The look and the tone were a plain call for admiring surprise, and therefore Washington said (it was the only thing that offered itself at the moment:)
"Indeed!"
"Yes, it did, didn't it father!" exclaimed one of the twins. "She was my great-grandmother—and George's too; wasn't she, father! You never saw her, but Sis has seen her, when Sis was a baby-didn't you, Sis! Sis has seen her most a hundred times. She was awful deef—she's dead now. Ain't she, father!"
All the children chimed in, now, with one general Babel of information about deceased—nobody offering to read the riot act or seeming to discountenance the insurrection or disapprove of it in any way—but the head twin drowned all the turmoil and held his own against the field:
"It's our clock, now—and it's got wheels inside of it, and a thing that flutters every time she strikes—don't it, father! Great-grandmother died before hardly any of us was born—she was an Old-School Baptist and had warts all over her—you ask father if she didn't. She had an uncle once that was bald-headed and used to have fits; he wasn't our uncle, I don't know what he was to us—some kin or another I reckon—father's seen him a thousand times—hain't you, father! We used to have a calf that et apples and just chawed up dishrags like nothing, and if you stay here you'll see lots of funerals—won't he, Sis! Did you ever see a house afire? I have! Once me and Jim Terry——"

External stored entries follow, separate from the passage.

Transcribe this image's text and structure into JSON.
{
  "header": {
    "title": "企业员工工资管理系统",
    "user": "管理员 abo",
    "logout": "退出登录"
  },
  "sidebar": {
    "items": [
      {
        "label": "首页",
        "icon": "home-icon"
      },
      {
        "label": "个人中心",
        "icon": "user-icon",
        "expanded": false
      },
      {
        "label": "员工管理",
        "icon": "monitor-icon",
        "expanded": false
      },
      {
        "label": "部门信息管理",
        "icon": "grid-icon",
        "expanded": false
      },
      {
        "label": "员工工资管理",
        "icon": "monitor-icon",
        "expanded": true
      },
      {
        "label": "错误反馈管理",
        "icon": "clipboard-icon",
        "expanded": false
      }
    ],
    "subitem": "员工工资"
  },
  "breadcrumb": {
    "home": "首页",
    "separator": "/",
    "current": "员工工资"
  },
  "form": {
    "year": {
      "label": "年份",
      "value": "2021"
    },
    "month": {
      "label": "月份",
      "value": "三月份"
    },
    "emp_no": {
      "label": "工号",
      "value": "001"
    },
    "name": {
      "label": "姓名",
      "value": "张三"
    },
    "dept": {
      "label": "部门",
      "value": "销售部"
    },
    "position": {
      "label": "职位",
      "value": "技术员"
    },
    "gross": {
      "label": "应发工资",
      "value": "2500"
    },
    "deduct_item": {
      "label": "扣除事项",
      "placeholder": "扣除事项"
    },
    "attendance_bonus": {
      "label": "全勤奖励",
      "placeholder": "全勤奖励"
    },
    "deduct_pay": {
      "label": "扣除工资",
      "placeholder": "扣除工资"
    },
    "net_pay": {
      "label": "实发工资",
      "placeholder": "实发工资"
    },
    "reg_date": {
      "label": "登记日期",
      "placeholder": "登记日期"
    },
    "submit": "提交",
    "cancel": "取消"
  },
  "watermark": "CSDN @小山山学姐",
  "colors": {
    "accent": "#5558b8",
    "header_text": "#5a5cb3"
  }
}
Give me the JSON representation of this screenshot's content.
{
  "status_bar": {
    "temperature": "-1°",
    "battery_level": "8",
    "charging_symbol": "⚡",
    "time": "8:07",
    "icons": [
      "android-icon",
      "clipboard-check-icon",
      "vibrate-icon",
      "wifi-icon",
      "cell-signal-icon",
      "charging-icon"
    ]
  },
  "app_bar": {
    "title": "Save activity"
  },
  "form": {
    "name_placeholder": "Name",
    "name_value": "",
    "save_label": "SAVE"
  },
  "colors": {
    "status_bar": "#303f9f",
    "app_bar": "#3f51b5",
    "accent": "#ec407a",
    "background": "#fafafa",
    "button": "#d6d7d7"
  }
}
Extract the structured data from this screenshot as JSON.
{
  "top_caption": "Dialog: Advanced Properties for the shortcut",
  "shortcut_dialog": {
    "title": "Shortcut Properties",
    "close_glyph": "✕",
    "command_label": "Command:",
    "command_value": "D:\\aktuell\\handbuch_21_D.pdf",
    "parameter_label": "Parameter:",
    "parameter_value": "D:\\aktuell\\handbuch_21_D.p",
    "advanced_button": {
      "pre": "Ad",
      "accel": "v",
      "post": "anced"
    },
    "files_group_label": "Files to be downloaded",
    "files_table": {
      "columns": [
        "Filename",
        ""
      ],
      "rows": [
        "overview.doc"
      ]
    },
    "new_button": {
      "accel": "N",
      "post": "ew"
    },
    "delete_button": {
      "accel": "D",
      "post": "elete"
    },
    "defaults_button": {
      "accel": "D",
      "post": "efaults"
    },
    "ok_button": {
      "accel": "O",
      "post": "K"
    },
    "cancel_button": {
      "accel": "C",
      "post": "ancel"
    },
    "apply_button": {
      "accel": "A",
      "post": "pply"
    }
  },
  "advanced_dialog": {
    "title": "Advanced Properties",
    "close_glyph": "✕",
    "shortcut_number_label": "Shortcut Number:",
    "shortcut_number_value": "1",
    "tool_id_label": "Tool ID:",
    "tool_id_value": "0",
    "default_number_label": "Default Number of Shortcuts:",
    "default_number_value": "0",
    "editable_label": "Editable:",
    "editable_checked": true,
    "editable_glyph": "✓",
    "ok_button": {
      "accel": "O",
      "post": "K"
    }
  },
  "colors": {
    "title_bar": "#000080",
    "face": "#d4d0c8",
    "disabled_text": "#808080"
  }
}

But Sellers began to speak now, and the storm ceased. He began to tell about an enormous speculation he was thinking of embarking some capital in—a speculation which some London bankers had been over to consult with him about—and soon he was building glittering pyramids of coin, and Washington was presently growing opulent under the magic of his eloquence. But at the same time Washington was not able to ignore the cold entirely.
He was nearly as close to the stove as he could get, and yet he could not persuade himself that he felt the slightest heat, notwithstanding the isinglass' door was still gently and serenely glowing. He tried to get a trifle closer to the stove, and the consequence was, he tripped the supporting poker and the stove-door tumbled to the floor. And then there was a revelation—there was nothing in the stove but a lighted tallow-candle! The poor youth blushed and felt as if he must die with shame. But the Colonel was only disconcerted for a moment—he straightway found his voice again:
"A little idea of my own, Washington—one of the greatest things in the world! You must write and tell your father about it—don't forget that, now. I have been reading up some European Scientific reports—friend of mine, Count Fugier, sent them to me—sends me all sorts of things from Paris—he thinks the world of me, Fugier does. Well, I saw that the Academy of France had been testing the properties of heat, and they came to the conclusion that it was a nonconductor or something like that, and of course its influence must necessarily be deadly in nervous organizations with excitable temperaments, especially where there is any tendency toward rheumatic affections. Bless you I saw in a moment what was the matter with us, and says I, out goes your fires!—no more slow torture and certain death for me, sir. What you want is the appearance of heat, not the heat itself—that's the idea. Well how to do it was the next thing. I just put my head to work, pegged away a couple of days, and here you are! Rheumatism? Why a man can't any more start a case of rheumatism in this house than he can shake an opinion out of a mummy! Stove with a candle in it and a transparent door—that's it—it has been the salvation of this family. Don't you fail to write your father about it, Washington. And tell him the idea is mine—I'm no more conceited than most people, I reckon, but you know it is human nature for a man to want credit for a thing like that."